Premium Bars losses
Premium Bars & Restaurants has this morning posted pre-tax losses of £21.4m, announced the resignation of executive chairman Mark Jones and unveiled a like-for like sales drop in the first quarter of its new financial year of 7.4%.
Announcing full-year results for the period to 30th June, 2008, the group said it had witnessed a significant deterioration in the high street bar and restaurant market since Easter 2008. It said its sales had been hit by the wider economic malaise an expected adverse market conditions to continue for some time to come.
It reported a notable decline in early week footfall at its bars and said that spend per head was down at its restaurants as "customers tailored their spending as the economy faltered".
Group like-for-like sales were down 5% for the year, driven by declining drink sales and door income, but partly offset by a better performance in food and accommodation.
The heavy losses stemmed from a £20.5m one-off impairment charge. Losses before tax before non-recurring items were £0.9m. Underlying profits (ebitda) before non recurring items rose from £4.2m to £5.2m.
Jones also announced his departure. He said: "After over three years with the business, and having overseen the acquisition and integration of The Living Room and Bel and the Dragon, I have tendered my resignation to the board and given 12 months notice of my intention to leave the company.
"The board has accepted my resignation and discussions are underway regarding the timing of my departure from the business."
Following acquisitions, sales rose 79.8% to £66m, with food sales rising to £16.1m, now accounting for 24.4% of group sales. Before the two acquisitions food revenues accounted for less than 5% of sales.
Jones said: "We believe that our decision to broaden our asset base and grow our food sales has been the right long-term strategy for the group and has left us better placed to manage in the current economic climate.
"We believe that the late night drinks market will continue to struggle in the current economic climate and already there have been a significant number of high profile casualties."
The company said it had experienced a significant increase in cost, notably through utility costs. It said steps were being taken to address this issue. PBR said it would slow down capital expenditure as protecting profit margins and "conserving our cash balances is paramount at present".
Despite the pressure on costs, margins for both drink and food had improved during the year due to the increased buying power of the enlarged group. Drink margins increased 0.5% to 74.5% while food margins grew 10.9% to 68.6%.
PBR opened two new sites in the year - a Living Room in Milton Keynes and a Prohibition outlet at London's St Katherine's Dock - at a cost of £2.8m and expects to open a further Living Room in Bristol in November.
It spent a further £3m was spent on refurbishments and improvements in the existing estate.
It sold a further three sites, closed Prohibition in Liverpool and expects to sell a further seven sites this year.

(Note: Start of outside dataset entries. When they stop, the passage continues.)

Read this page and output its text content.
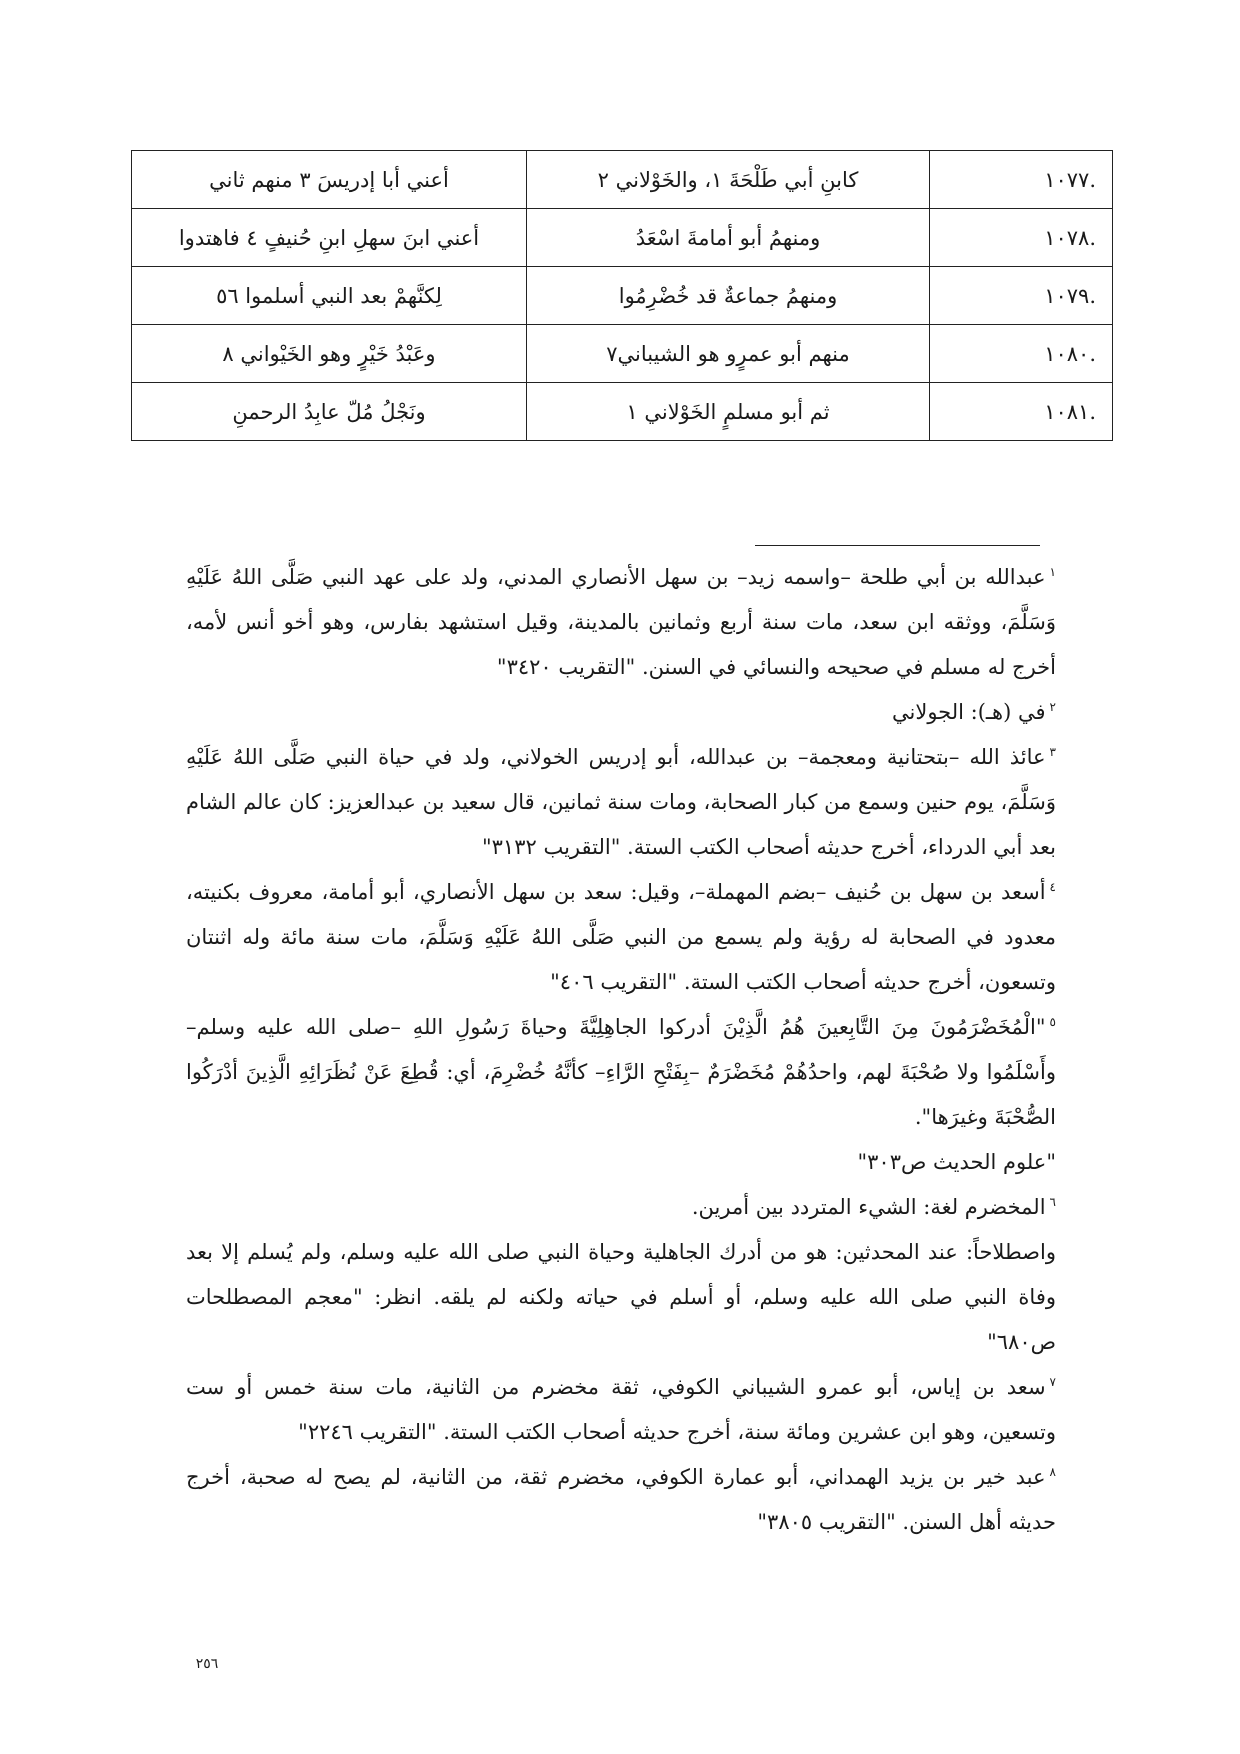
.١٠٧٧	كابنِ أبي طَلْحَةَ ١، والخَوْلاني ٢	أعني أبا إدريسَ ٣ منهم ثاني
.١٠٧٨	ومنهمُ أبو أمامةَ اسْعَدُ	أعني ابنَ سهلِ ابنِ حُنيفٍ ٤ فاهتدوا
.١٠٧٩	ومنهمُ جماعةٌ قد خُضْرِمُوا	لِكنَّهمْ بعد النبي أسلموا ٥٦
.١٠٨٠	منهم أبو عمرٍو هو الشيباني٧	وعَبْدُ خَيْرٍ وهو الخَيْواني ٨
.١٠٨١	ثم أبو مسلمٍ الخَوْلاني ١	ونَجْلُ مُلّ عابِدُ الرحمنِ

$^١$عبدالله بن أبي طلحة –واسمه زيد– بن سهل الأنصاري المدني، ولد على عهد النبي صَلَّى اللهُ عَلَيْهِ وَسَلَّمَ، ووثقه ابن سعد، مات سنة أربع وثمانين بالمدينة، وقيل استشهد بفارس، وهو أخو أنس لأمه، أخرج له مسلم في صحيحه والنسائي في السنن. "التقريب ٣٤٢٠"

$^٢$في (هـ): الجولاني

$^٣$عائذ الله –بتحتانية ومعجمة– بن عبدالله، أبو إدريس الخولاني، ولد في حياة النبي صَلَّى اللهُ عَلَيْهِ وَسَلَّمَ، يوم حنين وسمع من كبار الصحابة، ومات سنة ثمانين، قال سعيد بن عبدالعزيز: كان عالم الشام بعد أبي الدرداء، أخرج حديثه أصحاب الكتب الستة. "التقريب ٣١٣٢"

$^٤$أسعد بن سهل بن حُنيف –بضم المهملة–، وقيل: سعد بن سهل الأنصاري، أبو أمامة، معروف بكنيته، معدود في الصحابة له رؤية ولم يسمع من النبي صَلَّى اللهُ عَلَيْهِ وَسَلَّمَ، مات سنة مائة وله اثنتان وتسعون، أخرج حديثه أصحاب الكتب الستة. "التقريب ٤٠٦"

$^٥$"الْمُخَضْرَمُونَ مِنَ التَّابِعينَ هُمُ الَّذِيْنَ أدركوا الجاهِلِيَّةَ وحياةَ رَسُولِ اللهِ –صلى الله عليه وسلم– وأَسْلَمُوا ولا صُحْبَةَ لهم، واحدُهُمْ مُخَضْرَمٌ –بِفَتْحِ الرَّاءِ– كأنَّهُ خُضْرِمَ، أي: قُطِعَ عَنْ نُظَرَائِهِ الَّذِينَ أدْرَكُوا الصُّحْبَةَ وغيرَها".

"علوم الحديث ص٣٠٣"

$^٦$المخضرم لغة: الشيء المتردد بين أمرين.

واصطلاحاً: عند المحدثين: هو من أدرك الجاهلية وحياة النبي صلى الله عليه وسلم، ولم يُسلم إلا بعد وفاة النبي صلى الله عليه وسلم، أو أسلم في حياته ولكنه لم يلقه. انظر: "معجم المصطلحات ص٦٨٠"

$^٧$سعد بن إياس، أبو عمرو الشيباني الكوفي، ثقة مخضرم من الثانية، مات سنة خمس أو ست وتسعين، وهو ابن عشرين ومائة سنة، أخرج حديثه أصحاب الكتب الستة. "التقريب ٢٢٤٦"

$^٨$عبد خير بن يزيد الهمداني، أبو عمارة الكوفي، مخضرم ثقة، من الثانية، لم يصح له صحبة، أخرج حديثه أهل السنن. "التقريب ٣٨٠٥"

٢٥٦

The group now operates 48 sites, including 24 freehold properties. Restaurants account for more than 50% of sales. Its freehold assets after impairment charges are now worth £54.1m and PBR closed the year with £6m in cash in the bank. Net debt stood at £41.0m.
Jones added: "The focus on meeting our customers expectations and efficiently managing our business will continue, but because of the challenging trading conditions, we remain cautious about the prospects for the coming financial year."